La capitaine enlève la lieutenante et prend sa place. Elle bondit et rebondit. Sa lieutenante lui caresse les seins, les embrasse. La capitaine gémit.
– Mes caresses vous font gémir, hein, capitaine ? Vous aimez que je vous tripote, hein, capitaine ?
– Pas du tout, c’est Monsieur qui me fait jouir.
– Ah ?
– Et puis, t’es pas la dernière à te laisser tripoter, petite libidineuse. Par Tarô, par exemple.

Je déduis de cette conversation que ce Tarô est le beau mec que j’ai vu à la réception.

– Ah ouais, vous aussi, capitaine, vous vous êtes laissée tripoter par Tarô. Si ça se trouve, vous l’avez sucé aussi.
– Aaah…Je me laisse tripoter par qui je veux… aaah…et…aaah…je suce qui je veux…aaah…Et tu te trompes, je n’ai pas sucé Tarô, lança la capitaine, en hoquetant de plaisir.
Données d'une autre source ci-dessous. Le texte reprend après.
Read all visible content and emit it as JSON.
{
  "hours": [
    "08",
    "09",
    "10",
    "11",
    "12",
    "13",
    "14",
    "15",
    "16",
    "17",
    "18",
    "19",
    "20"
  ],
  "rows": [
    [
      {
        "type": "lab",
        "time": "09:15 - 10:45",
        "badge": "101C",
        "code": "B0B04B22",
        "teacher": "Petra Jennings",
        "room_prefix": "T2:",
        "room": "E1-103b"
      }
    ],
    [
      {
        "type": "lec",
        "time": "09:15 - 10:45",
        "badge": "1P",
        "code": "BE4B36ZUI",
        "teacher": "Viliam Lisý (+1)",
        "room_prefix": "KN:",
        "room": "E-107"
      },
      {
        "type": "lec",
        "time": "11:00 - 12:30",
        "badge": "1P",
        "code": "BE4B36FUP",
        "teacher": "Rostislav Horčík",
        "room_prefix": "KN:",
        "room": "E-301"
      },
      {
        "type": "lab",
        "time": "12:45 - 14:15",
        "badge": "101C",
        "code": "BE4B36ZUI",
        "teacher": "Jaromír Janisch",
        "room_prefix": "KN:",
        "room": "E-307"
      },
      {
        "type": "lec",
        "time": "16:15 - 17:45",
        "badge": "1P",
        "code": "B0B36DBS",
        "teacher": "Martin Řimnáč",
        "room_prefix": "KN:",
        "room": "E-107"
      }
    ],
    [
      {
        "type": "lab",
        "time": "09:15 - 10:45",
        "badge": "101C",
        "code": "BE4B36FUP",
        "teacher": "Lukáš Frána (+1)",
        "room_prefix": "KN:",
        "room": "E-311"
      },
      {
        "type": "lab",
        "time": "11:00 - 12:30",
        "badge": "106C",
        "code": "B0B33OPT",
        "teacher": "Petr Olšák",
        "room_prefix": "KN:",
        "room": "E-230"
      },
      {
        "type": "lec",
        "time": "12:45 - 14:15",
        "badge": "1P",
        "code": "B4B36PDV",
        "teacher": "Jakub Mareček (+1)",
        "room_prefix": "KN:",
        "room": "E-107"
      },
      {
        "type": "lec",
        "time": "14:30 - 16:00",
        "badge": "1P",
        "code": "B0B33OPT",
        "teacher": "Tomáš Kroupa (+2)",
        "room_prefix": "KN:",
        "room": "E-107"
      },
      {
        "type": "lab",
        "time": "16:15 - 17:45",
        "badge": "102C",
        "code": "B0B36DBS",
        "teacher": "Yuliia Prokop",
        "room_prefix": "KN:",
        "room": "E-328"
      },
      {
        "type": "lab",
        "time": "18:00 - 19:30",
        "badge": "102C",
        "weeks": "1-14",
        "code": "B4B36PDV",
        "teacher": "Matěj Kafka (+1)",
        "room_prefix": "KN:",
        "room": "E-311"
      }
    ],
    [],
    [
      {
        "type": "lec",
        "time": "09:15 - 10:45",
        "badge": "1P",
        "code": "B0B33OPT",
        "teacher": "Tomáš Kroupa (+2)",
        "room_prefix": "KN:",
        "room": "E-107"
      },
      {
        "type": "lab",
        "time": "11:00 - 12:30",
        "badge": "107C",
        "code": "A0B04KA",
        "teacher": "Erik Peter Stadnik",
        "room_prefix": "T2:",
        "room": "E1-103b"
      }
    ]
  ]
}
J’adore ces conversations pleines de convivialité.
Une chose est sûre, ce jeune coq de Tarô ne doit pas s’ennuyer.

Ensuite, à l’instar de sa capitaine, la lieutenante place sa chatte au-dessus de ma bouche. Au moment où je gicle, la capitaine atteint le paradis. La lieutenante fait une mine déconfite.

– Ne vous inquiétez pas, Mademoiselle. Laissez-moi une demi-heure, et j’aurai assez d’énergie pour giclez en vous, n’est-ce pas, capitaine ?
La capitaine ne put faire autrement que d’acquiescer :
– Bon, eh bien, Monsieur est le client, et le client est roi.
– Youpie, merci, Monsieur.
– En attendant, fais-lui un café !
La lieutenante s’exécute.
Une demi-heure plus tard, je satisfais la lieutenante.
– Alors, tu es contente ?, s’enquit la capitaine.
– Oh oui, capitaine !…Demandez-moi n’importe quoi.
– Alors, tu seras ma souffre-douleur pendant une semaine.
– D’accord, capitaine !

Elles me quittent vers 23 h.

Jour Trois
Je prends le petit déjeuner au restaurant du « Club ».
Les 3 hôtesses sont là (La capitaine, sa lieutenante d’hier soir et une autre). Elles me souhaitent le bonjour. La capitaine s’approche de moi et me dit : « Je reviens ce soir après 21 h. »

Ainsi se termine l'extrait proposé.